SpicesI wish that we had had more time in Delhi – I feel that with the time to explore, to get out of Pahar Ganj, it would have been a far more rewarding and positive stop. There were however some shining moments, which includes what was possibly the best meal we’ve had in India. Just off the Main Bazar street where it ends in front of the train station there is a collection of bustling and popular South Indian dabahs (hole-in-the-wall restaurants open to the street usually with a tandoor [Indian clay oven]). I cannot tell you the name of the one to which we went, but it’s just after the lassi/curd stall on the left, directly opposite the internet shop, just in case you end up in Delhi and want some fantastic food. The meal consisted of perfectly spiced curries (dahl fry – lentils, paneer shahi – unpasteurized cheese grilled in a unique masala, rajma – beans and aloo palak – potatoes and spinach) and the most perfectly textured tandoori roti (basically naan) I’ve had in India, magically melding crispy bottom, fluffy insides, and a perfect chewing consistency. It is one of the tastiest memories I have, period.

Next stop on the never-ending (exaggeration) Indian road trip: Agra.


~ by moyful on July 11, 2011.

One Response to “On The Road, Indian Style”
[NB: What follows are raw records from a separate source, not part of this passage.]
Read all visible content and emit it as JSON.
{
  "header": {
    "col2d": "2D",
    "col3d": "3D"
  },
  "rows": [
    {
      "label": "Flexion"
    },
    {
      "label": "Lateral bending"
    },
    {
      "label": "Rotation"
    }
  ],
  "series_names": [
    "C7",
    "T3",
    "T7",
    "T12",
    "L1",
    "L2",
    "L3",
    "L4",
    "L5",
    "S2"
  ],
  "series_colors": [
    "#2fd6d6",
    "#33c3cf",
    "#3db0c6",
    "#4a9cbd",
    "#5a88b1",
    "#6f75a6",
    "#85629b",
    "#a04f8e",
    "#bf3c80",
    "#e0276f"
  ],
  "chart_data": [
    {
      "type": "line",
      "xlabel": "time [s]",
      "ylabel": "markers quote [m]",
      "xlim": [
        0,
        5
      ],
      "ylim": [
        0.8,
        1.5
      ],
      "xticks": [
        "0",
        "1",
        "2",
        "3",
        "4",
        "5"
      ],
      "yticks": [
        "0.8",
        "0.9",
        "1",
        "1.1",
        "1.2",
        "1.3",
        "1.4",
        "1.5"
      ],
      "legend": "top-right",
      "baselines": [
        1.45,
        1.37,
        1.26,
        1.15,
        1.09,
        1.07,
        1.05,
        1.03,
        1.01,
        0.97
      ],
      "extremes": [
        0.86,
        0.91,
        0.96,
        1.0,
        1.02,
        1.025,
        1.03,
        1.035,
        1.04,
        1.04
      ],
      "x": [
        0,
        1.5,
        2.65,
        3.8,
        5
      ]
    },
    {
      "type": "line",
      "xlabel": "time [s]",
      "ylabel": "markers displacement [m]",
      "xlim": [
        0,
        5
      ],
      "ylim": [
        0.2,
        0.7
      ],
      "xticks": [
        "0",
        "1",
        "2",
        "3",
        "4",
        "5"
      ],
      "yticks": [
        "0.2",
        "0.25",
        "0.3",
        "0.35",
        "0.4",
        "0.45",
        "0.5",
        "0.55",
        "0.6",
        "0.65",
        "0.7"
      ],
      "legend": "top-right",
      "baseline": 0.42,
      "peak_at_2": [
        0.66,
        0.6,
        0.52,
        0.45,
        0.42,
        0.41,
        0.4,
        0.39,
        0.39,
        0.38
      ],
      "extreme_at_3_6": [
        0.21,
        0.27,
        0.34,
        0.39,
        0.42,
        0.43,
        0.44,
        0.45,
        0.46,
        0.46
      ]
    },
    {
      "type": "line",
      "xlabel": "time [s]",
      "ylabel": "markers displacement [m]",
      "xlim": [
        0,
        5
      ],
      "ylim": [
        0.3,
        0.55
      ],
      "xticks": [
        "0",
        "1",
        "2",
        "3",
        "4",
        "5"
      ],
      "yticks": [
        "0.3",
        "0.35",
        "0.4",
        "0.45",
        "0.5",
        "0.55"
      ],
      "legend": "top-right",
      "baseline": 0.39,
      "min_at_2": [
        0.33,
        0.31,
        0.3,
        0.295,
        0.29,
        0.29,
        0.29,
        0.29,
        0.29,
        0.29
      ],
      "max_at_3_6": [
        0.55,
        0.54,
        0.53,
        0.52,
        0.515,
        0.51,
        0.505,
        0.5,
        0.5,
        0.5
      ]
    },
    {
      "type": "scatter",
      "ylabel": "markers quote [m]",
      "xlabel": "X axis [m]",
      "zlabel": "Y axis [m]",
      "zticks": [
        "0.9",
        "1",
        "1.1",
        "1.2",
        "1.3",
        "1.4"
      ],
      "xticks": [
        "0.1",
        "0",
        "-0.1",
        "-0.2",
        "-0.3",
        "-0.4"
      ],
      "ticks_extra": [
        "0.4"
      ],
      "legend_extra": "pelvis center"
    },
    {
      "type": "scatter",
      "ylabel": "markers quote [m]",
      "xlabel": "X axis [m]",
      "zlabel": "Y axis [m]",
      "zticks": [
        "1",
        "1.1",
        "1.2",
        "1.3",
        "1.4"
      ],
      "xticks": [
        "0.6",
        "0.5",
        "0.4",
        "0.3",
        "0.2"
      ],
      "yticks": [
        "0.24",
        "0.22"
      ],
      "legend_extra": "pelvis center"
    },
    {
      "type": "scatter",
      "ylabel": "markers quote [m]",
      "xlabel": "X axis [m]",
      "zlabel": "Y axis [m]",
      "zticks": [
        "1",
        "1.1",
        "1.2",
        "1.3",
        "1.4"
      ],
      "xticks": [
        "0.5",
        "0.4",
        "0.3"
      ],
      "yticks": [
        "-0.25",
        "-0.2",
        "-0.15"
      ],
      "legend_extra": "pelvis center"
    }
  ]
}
  1. Very impressed with the amount of detail you include in your travelogue … the names of the locations alone are mind-boggling! WAs particularly interested in the architects and architecture you referred to in this last post. Also wanted to send condolences on the passing of your grandfather. His long life was a different kind of travelogue, and I’m glad that I knew your grandparents. Continue to be well, be rested, and be well fed!